Já do lado das vanguardas, fugir da sedução da idolatria é uma tarefa das mais difíceis. O amor direcionado às figuras de destaque é visto como “reconhecimento”, “carinho”, “merecimento”, “justiça”, mas em verdade esconde partes sombrias do nosso psiquismo como a idealização e a projeção.

Mais importante ainda é o “backlash”, a “volta”. Toda a adoração é um pagamento por um serviço prestado. Quem faz essa oferenda espera o retorno, que pode ser através do reforço de nossas crenças. Quando o ídolo resolve dizer algo que se afasta da cartilha que produziu sua idolatria, a decepção é nítida. O problema, a partir daí, passa a ser de contabilidade.

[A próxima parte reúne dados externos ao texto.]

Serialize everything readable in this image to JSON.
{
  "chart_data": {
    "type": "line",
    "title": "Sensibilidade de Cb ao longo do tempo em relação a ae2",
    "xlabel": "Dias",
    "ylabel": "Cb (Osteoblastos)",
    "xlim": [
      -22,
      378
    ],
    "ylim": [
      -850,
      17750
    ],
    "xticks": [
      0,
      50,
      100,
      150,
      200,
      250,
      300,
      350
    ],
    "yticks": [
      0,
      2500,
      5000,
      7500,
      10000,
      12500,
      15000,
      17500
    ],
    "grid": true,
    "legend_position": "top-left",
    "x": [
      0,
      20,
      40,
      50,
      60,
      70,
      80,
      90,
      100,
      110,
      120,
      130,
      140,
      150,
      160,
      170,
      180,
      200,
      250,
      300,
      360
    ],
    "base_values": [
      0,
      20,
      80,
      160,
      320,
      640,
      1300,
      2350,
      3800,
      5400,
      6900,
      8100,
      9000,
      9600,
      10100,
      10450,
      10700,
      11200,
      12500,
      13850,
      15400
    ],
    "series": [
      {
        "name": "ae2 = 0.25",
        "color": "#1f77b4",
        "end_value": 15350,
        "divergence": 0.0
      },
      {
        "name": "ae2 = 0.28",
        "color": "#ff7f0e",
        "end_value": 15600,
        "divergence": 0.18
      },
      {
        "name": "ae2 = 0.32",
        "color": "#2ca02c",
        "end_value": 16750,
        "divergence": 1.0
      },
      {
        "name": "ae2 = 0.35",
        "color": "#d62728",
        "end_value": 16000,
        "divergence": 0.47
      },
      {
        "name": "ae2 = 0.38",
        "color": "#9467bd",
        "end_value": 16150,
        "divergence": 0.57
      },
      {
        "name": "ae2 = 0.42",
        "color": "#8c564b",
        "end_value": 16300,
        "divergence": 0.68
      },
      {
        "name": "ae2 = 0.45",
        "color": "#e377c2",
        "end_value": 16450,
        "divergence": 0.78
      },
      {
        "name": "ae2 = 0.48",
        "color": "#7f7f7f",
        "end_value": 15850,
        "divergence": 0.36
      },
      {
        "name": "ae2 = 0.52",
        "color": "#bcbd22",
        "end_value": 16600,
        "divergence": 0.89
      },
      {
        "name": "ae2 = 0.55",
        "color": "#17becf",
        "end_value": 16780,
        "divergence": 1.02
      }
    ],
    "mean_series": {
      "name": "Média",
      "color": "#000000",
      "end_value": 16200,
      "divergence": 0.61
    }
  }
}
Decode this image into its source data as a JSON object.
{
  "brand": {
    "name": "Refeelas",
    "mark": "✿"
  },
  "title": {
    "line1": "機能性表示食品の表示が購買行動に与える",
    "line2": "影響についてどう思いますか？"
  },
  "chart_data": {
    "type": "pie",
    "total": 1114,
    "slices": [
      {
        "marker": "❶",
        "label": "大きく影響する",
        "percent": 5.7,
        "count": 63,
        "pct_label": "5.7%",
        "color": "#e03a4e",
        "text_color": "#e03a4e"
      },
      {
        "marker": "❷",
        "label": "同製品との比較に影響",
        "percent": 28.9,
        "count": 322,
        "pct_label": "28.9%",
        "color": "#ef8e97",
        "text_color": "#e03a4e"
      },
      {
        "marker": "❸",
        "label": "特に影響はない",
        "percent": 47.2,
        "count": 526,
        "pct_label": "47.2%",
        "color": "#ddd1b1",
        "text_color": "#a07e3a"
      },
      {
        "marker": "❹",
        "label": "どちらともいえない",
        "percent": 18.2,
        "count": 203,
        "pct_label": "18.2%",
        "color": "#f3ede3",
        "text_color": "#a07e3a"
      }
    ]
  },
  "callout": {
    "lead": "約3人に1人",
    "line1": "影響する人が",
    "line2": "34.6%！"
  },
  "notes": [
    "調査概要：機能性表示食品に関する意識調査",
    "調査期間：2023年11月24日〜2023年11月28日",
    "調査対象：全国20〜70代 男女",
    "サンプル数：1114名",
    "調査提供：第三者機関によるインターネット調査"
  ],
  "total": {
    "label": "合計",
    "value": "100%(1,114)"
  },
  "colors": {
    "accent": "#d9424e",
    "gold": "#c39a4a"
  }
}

Sim…. como receber de volta todo o investimento afetivo colocado na figura de destaque? “Depois de todo o apoio que lhe demos, como ousa nos dar as costas?”. É aqui que aparece a genialidade do poema cru e dolorido de Augusto dos Anjos

“Toma um fósforo. Acende teu cigarro!
O beijo, amigo, é a véspera do escarro,
A mão que afaga é a mesma que apedreja.

Se a alguém causa inda pena a tua chaga,
Apedreja essa mão vil que te afaga,
Escarra nessa boca que te beija!”

Não foram poucos os ídolos assassinados pelos seus maiores adoradores. Mark Chapman matou John Lennon e Yolanda Saldívar matou Selena ao perceberem que a dívida do seu amor não poderia ser paga. Mas estes são extremos: o amor ao cigarro produz os mais insanos antitabagistas, assim como os piores fascistas são ex-comunistas.

A história está repleta de exemplos desse fenômeno. Vejo isso até nos casais: atrás de uma paixão avassaladora se ergue uma gigantesca sombra. Quando escutava no consultório uma exaltação aparentemente exagerada de um(a) parceiro(a) eu tremia. Em silêncio refletia nos perigos de tamanha idealização. E mais: diante de tal exaltação como seria possível lidar com a inevitável frustração diante das falhas, erros e pequenas traições?

Arrisco dizer que os maiores ódios nasceram das mais intensas paixões. Não é essa uma das histórias mais prevalentes na literatura?

Ter uma relação menos apaixonada com figuras de destaque é importante para a sobrevivência das ideias. Deixar que estas personalidades cresçam mais do que as propostas que carregam é um passo para a cristalização de qualquer projeto. Mais seguro é desinstituir-se dessas posições, apagando o brilho pessoal (ou controlando-o) em nome das construções coletivas.